Out of the total 444 endorsements recorded last year, athletes from the non-cricket space bagged 126 brand deals while cricketers took home 318.
CWG key for athletes
For CWG, Tomar said top athletes like Chanu, who won a silver medal at Tokyo, or bronze medal winner Borgohain performing at the top level and re-establishing themselves at the global level will increase their brand value.
Brand endorsements and growth in brand value of athletes will depend on their performance at CWG, Tomar added. “If there’s a gold win, increase in brand value could be anywhere between 20 and 50 percent,” he said.
Desai of JSW Sports said that CWG will give brands an alternative to break away from the clutter of cricket and Bollywood and piggyback on the underdog story that comes with such events. “This strategy also works well when planning media on some of the cricket properties using non-cricket athletes,” he added.
He said that Olympic javelin champion Neeraj Chopra is testimony to the fact that success at these mega-events can lead to commercial success off the field. “He is now one of the most sought-after non-cricket athletes in the country with a deal size that matches or betters some in the cricket space,” added Desai.
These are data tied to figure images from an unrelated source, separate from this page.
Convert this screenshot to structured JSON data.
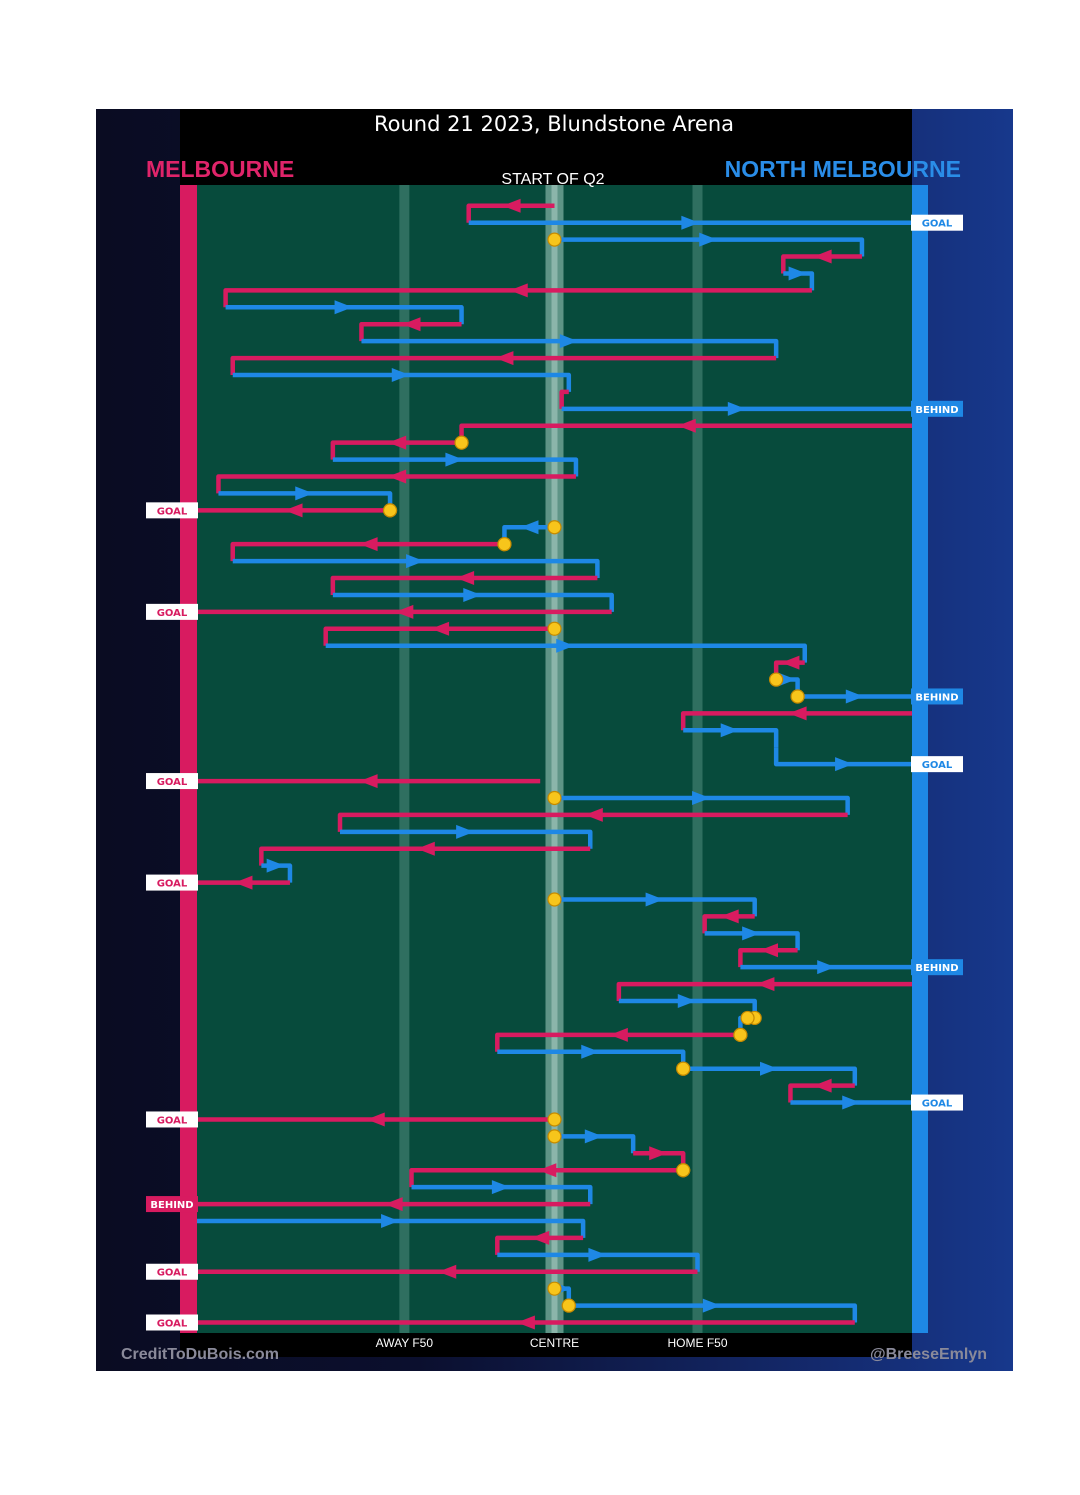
{
  "chart_data": {
    "type": "flow",
    "title": "Round 21 2023, Blundstone Arena",
    "subtitle": "START OF Q2",
    "teams": {
      "away": "MELBOURNE",
      "home": "NORTH MELBOURNE"
    },
    "x_axis": {
      "range": [
        0,
        100
      ],
      "ticks": [
        {
          "value": 29,
          "label": "AWAY F50"
        },
        {
          "value": 50,
          "label": "CENTRE"
        },
        {
          "value": 70,
          "label": "HOME F50"
        }
      ]
    },
    "colors": {
      "melbourne": "#d81b60",
      "north": "#1e88e5",
      "field": "#074b3c",
      "stoppage": "#f7c51b"
    },
    "credits": {
      "left": "CreditToDuBois.com",
      "right": "@BreeseEmlyn"
    },
    "events": [
      {
        "team": "M",
        "pts": [
          [
            50,
            0.2
          ],
          [
            38,
            0.2
          ],
          [
            38,
            1.2
          ]
        ]
      },
      {
        "team": "N",
        "pts": [
          [
            38,
            1.2
          ],
          [
            100,
            1.2
          ]
        ],
        "outcome": "GOAL"
      },
      {
        "team": "N",
        "pts": [
          [
            50,
            2.2
          ],
          [
            93,
            2.2
          ],
          [
            93,
            3.2
          ]
        ],
        "start_stop": true
      },
      {
        "team": "M",
        "pts": [
          [
            93,
            3.2
          ],
          [
            82,
            3.2
          ],
          [
            82,
            4.2
          ]
        ]
      },
      {
        "team": "N",
        "pts": [
          [
            82,
            4.2
          ],
          [
            86,
            4.2
          ],
          [
            86,
            5.2
          ]
        ]
      },
      {
        "team": "M",
        "pts": [
          [
            86,
            5.2
          ],
          [
            4,
            5.2
          ],
          [
            4,
            6.2
          ]
        ]
      },
      {
        "team": "N",
        "pts": [
          [
            4,
            6.2
          ],
          [
            37,
            6.2
          ],
          [
            37,
            7.2
          ]
        ]
      },
      {
        "team": "M",
        "pts": [
          [
            37,
            7.2
          ],
          [
            23,
            7.2
          ],
          [
            23,
            8.2
          ]
        ]
      },
      {
        "team": "N",
        "pts": [
          [
            23,
            8.2
          ],
          [
            81,
            8.2
          ],
          [
            81,
            9.2
          ]
        ]
      },
      {
        "team": "M",
        "pts": [
          [
            81,
            9.2
          ],
          [
            5,
            9.2
          ],
          [
            5,
            10.2
          ]
        ]
      },
      {
        "team": "N",
        "pts": [
          [
            5,
            10.2
          ],
          [
            52,
            10.2
          ],
          [
            52,
            11.2
          ]
        ]
      },
      {
        "team": "M",
        "pts": [
          [
            52,
            11.2
          ],
          [
            51,
            11.2
          ],
          [
            51,
            12.2
          ]
        ]
      },
      {
        "team": "N",
        "pts": [
          [
            51,
            12.2
          ],
          [
            100,
            12.2
          ]
        ],
        "outcome": "BEHIND"
      },
      {
        "team": "M",
        "pts": [
          [
            100,
            13.2
          ],
          [
            37,
            13.2
          ],
          [
            37,
            14.2
          ]
        ],
        "end_stop": true
      },
      {
        "team": "M",
        "pts": [
          [
            37,
            14.2
          ],
          [
            19,
            14.2
          ],
          [
            19,
            15.2
          ]
        ],
        "start_stop": true
      },
      {
        "team": "N",
        "pts": [
          [
            19,
            15.2
          ],
          [
            53,
            15.2
          ],
          [
            53,
            16.2
          ]
        ]
      },
      {
        "team": "M",
        "pts": [
          [
            53,
            16.2
          ],
          [
            3,
            16.2
          ],
          [
            3,
            17.2
          ]
        ]
      },
      {
        "team": "N",
        "pts": [
          [
            3,
            17.2
          ],
          [
            27,
            17.2
          ],
          [
            27,
            18.2
          ]
        ],
        "end_stop": true
      },
      {
        "team": "M",
        "pts": [
          [
            27,
            18.2
          ],
          [
            0,
            18.2
          ]
        ],
        "start_stop": true,
        "outcome": "GOAL"
      },
      {
        "team": "N",
        "pts": [
          [
            50,
            19.2
          ],
          [
            43,
            19.2
          ],
          [
            43,
            20.2
          ]
        ],
        "start_stop": true,
        "end_stop": true
      },
      {
        "team": "M",
        "pts": [
          [
            43,
            20.2
          ],
          [
            5,
            20.2
          ],
          [
            5,
            21.2
          ]
        ],
        "start_stop": true
      },
      {
        "team": "N",
        "pts": [
          [
            5,
            21.2
          ],
          [
            56,
            21.2
          ],
          [
            56,
            22.2
          ]
        ]
      },
      {
        "team": "M",
        "pts": [
          [
            56,
            22.2
          ],
          [
            19,
            22.2
          ],
          [
            19,
            23.2
          ]
        ]
      },
      {
        "team": "N",
        "pts": [
          [
            19,
            23.2
          ],
          [
            58,
            23.2
          ],
          [
            58,
            24.2
          ]
        ]
      },
      {
        "team": "M",
        "pts": [
          [
            58,
            24.2
          ],
          [
            0,
            24.2
          ]
        ],
        "outcome": "GOAL"
      },
      {
        "team": "M",
        "pts": [
          [
            50,
            25.2
          ],
          [
            18,
            25.2
          ],
          [
            18,
            26.2
          ]
        ],
        "start_stop": true
      },
      {
        "team": "N",
        "pts": [
          [
            18,
            26.2
          ],
          [
            85,
            26.2
          ],
          [
            85,
            27.2
          ]
        ]
      },
      {
        "team": "M",
        "pts": [
          [
            85,
            27.2
          ],
          [
            81,
            27.2
          ],
          [
            81,
            28.2
          ]
        ],
        "end_stop": true
      },
      {
        "team": "N",
        "pts": [
          [
            81,
            28.2
          ],
          [
            84,
            28.2
          ],
          [
            84,
            29.2
          ]
        ],
        "start_stop": true,
        "end_stop": true
      },
      {
        "team": "N",
        "pts": [
          [
            84,
            29.2
          ],
          [
            100,
            29.2
          ]
        ],
        "start_stop": true,
        "outcome": "BEHIND"
      },
      {
        "team": "M",
        "pts": [
          [
            100,
            30.2
          ],
          [
            68,
            30.2
          ],
          [
            68,
            31.2
          ]
        ]
      },
      {
        "team": "N",
        "pts": [
          [
            68,
            31.2
          ],
          [
            81,
            31.2
          ],
          [
            81,
            32.2
          ]
        ]
      },
      {
        "team": "N",
        "pts": [
          [
            81,
            32.2
          ],
          [
            81,
            33.2
          ],
          [
            100,
            33.2
          ]
        ],
        "outcome": "GOAL"
      },
      {
        "team": "M",
        "pts": [
          [
            48,
            34.2
          ],
          [
            0,
            34.2
          ]
        ],
        "outcome": "GOAL"
      },
      {
        "team": "N",
        "pts": [
          [
            50,
            35.2
          ],
          [
            91,
            35.2
          ],
          [
            91,
            36.2
          ]
        ],
        "start_stop": true
      },
      {
        "team": "M",
        "pts": [
          [
            91,
            36.2
          ],
          [
            20,
            36.2
          ],
          [
            20,
            37.2
          ]
        ]
      },
      {
        "team": "N",
        "pts": [
          [
            20,
            37.2
          ],
          [
            55,
            37.2
          ],
          [
            55,
            38.2
          ]
        ]
      },
      {
        "team": "M",
        "pts": [
          [
            55,
            38.2
          ],
          [
            9,
            38.2
          ],
          [
            9,
            39.2
          ]
        ]
      },
      {
        "team": "N",
        "pts": [
          [
            9,
            39.2
          ],
          [
            13,
            39.2
          ],
          [
            13,
            40.2
          ]
        ]
      },
      {
        "team": "M",
        "pts": [
          [
            13,
            40.2
          ],
          [
            0,
            40.2
          ]
        ],
        "outcome": "GOAL"
      },
      {
        "team": "N",
        "pts": [
          [
            50,
            41.2
          ],
          [
            78,
            41.2
          ],
          [
            78,
            42.2
          ]
        ],
        "start_stop": true
      },
      {
        "team": "M",
        "pts": [
          [
            78,
            42.2
          ],
          [
            71,
            42.2
          ],
          [
            71,
            43.2
          ]
        ]
      },
      {
        "team": "N",
        "pts": [
          [
            71,
            43.2
          ],
          [
            84,
            43.2
          ],
          [
            84,
            44.2
          ]
        ]
      },
      {
        "team": "M",
        "pts": [
          [
            84,
            44.2
          ],
          [
            76,
            44.2
          ],
          [
            76,
            45.2
          ]
        ]
      },
      {
        "team": "N",
        "pts": [
          [
            76,
            45.2
          ],
          [
            100,
            45.2
          ]
        ],
        "outcome": "BEHIND"
      },
      {
        "team": "M",
        "pts": [
          [
            100,
            46.2
          ],
          [
            59,
            46.2
          ],
          [
            59,
            47.2
          ]
        ]
      },
      {
        "team": "N",
        "pts": [
          [
            59,
            47.2
          ],
          [
            78,
            47.2
          ],
          [
            78,
            48.2
          ]
        ],
        "end_stop": true
      },
      {
        "team": "N",
        "pts": [
          [
            77,
            48.2
          ],
          [
            76,
            48.2
          ],
          [
            76,
            49.2
          ]
        ],
        "start_stop": true,
        "end_stop": true
      },
      {
        "team": "M",
        "pts": [
          [
            76,
            49.2
          ],
          [
            42,
            49.2
          ],
          [
            42,
            50.2
          ]
        ],
        "start_stop": true
      },
      {
        "team": "N",
        "pts": [
          [
            42,
            50.2
          ],
          [
            68,
            50.2
          ],
          [
            68,
            51.2
          ]
        ],
        "end_stop": true
      },
      {
        "team": "N",
        "pts": [
          [
            68,
            51.2
          ],
          [
            92,
            51.2
          ],
          [
            92,
            52.2
          ]
        ],
        "start_stop": true
      },
      {
        "team": "M",
        "pts": [
          [
            92,
            52.2
          ],
          [
            83,
            52.2
          ],
          [
            83,
            53.2
          ]
        ]
      },
      {
        "team": "N",
        "pts": [
          [
            83,
            53.2
          ],
          [
            100,
            53.2
          ]
        ],
        "outcome": "GOAL"
      },
      {
        "team": "M",
        "pts": [
          [
            50,
            54.2
          ],
          [
            0,
            54.2
          ]
        ],
        "start_stop": true,
        "outcome": "GOAL"
      },
      {
        "team": "N",
        "pts": [
          [
            50,
            55.2
          ],
          [
            61,
            55.2
          ],
          [
            61,
            56.2
          ]
        ],
        "start_stop": true
      },
      {
        "team": "M",
        "pts": [
          [
            61,
            56.2
          ],
          [
            68,
            56.2
          ],
          [
            68,
            57.2
          ]
        ],
        "end_stop": true
      },
      {
        "team": "M",
        "pts": [
          [
            68,
            57.2
          ],
          [
            30,
            57.2
          ],
          [
            30,
            58.2
          ]
        ],
        "start_stop": true
      },
      {
        "team": "N",
        "pts": [
          [
            30,
            58.2
          ],
          [
            55,
            58.2
          ],
          [
            55,
            59.2
          ]
        ]
      },
      {
        "team": "M",
        "pts": [
          [
            55,
            59.2
          ],
          [
            0,
            59.2
          ]
        ],
        "outcome": "BEHIND"
      },
      {
        "team": "N",
        "pts": [
          [
            0,
            60.2
          ],
          [
            54,
            60.2
          ],
          [
            54,
            61.2
          ]
        ]
      },
      {
        "team": "M",
        "pts": [
          [
            54,
            61.2
          ],
          [
            42,
            61.2
          ],
          [
            42,
            62.2
          ]
        ]
      },
      {
        "team": "N",
        "pts": [
          [
            42,
            62.2
          ],
          [
            70,
            62.2
          ],
          [
            70,
            63.2
          ]
        ]
      },
      {
        "team": "M",
        "pts": [
          [
            70,
            63.2
          ],
          [
            0,
            63.2
          ]
        ],
        "outcome": "GOAL"
      },
      {
        "team": "N",
        "pts": [
          [
            50,
            64.2
          ],
          [
            52,
            64.2
          ],
          [
            52,
            65.2
          ]
        ],
        "start_stop": true,
        "end_stop": true
      },
      {
        "team": "N",
        "pts": [
          [
            52,
            65.2
          ],
          [
            92,
            65.2
          ],
          [
            92,
            66.2
          ]
        ],
        "start_stop": true
      },
      {
        "team": "M",
        "pts": [
          [
            92,
            66.2
          ],
          [
            0,
            66.2
          ]
        ],
        "outcome": "GOAL"
      }
    ]
  }
}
Challenges for non-cricket sports
Tomar said that while non-cricket sports are growing at a good pace when it comes to endorsement, India is still a one-sport nation. "The commercial numbers (brand deal sizes, number of endorsements) of non-cricket sports cannot be compared to cricket,” he said.
The endorsement revenue reported by cricket last year was at Rs 541 crore, up from Rs 456 crore in 2019 and Rs 517 crore in 2020.
While there is an opportunity for prolonged visibility because of back-to-back events, the problem for non-cricket sports is that when the tournament is over, athletes have no visibility unlike in cricket, said Darshan M, founder of PLAY Sports, Media and Entertainment, and a sports marketer.
“So that challenge will remain for India for a while. It will end when the media follows the non-cricket athletes as much as they follow cricketers. How many athletes can you see anywhere on TV, print—they are far and few between and it is the same Sindhus and Neeraj Chopras,” he added.
Betting on sports audience
But sports marketers are counting on the Indian audience for CWG after the strong response to the Tokyo Olympics, which recorded 100 million viewers, a 140 percent jump over the Rio Olympics, according to reports.
“I see a significant mood shift amid viewers and they are looking at non-cricket sports. There is a significant jump in viewership for emerging sports and brands want to cash in on that opportunity,” said Tomar.
However, Sandeep Goyal, MD of ad agency Rediffusion, said that the Commonwealth Games is a lukewarm property. “It is a short-lived property. Not as much a draw as the Olympics. Spectator interest therefore is limited,” he said.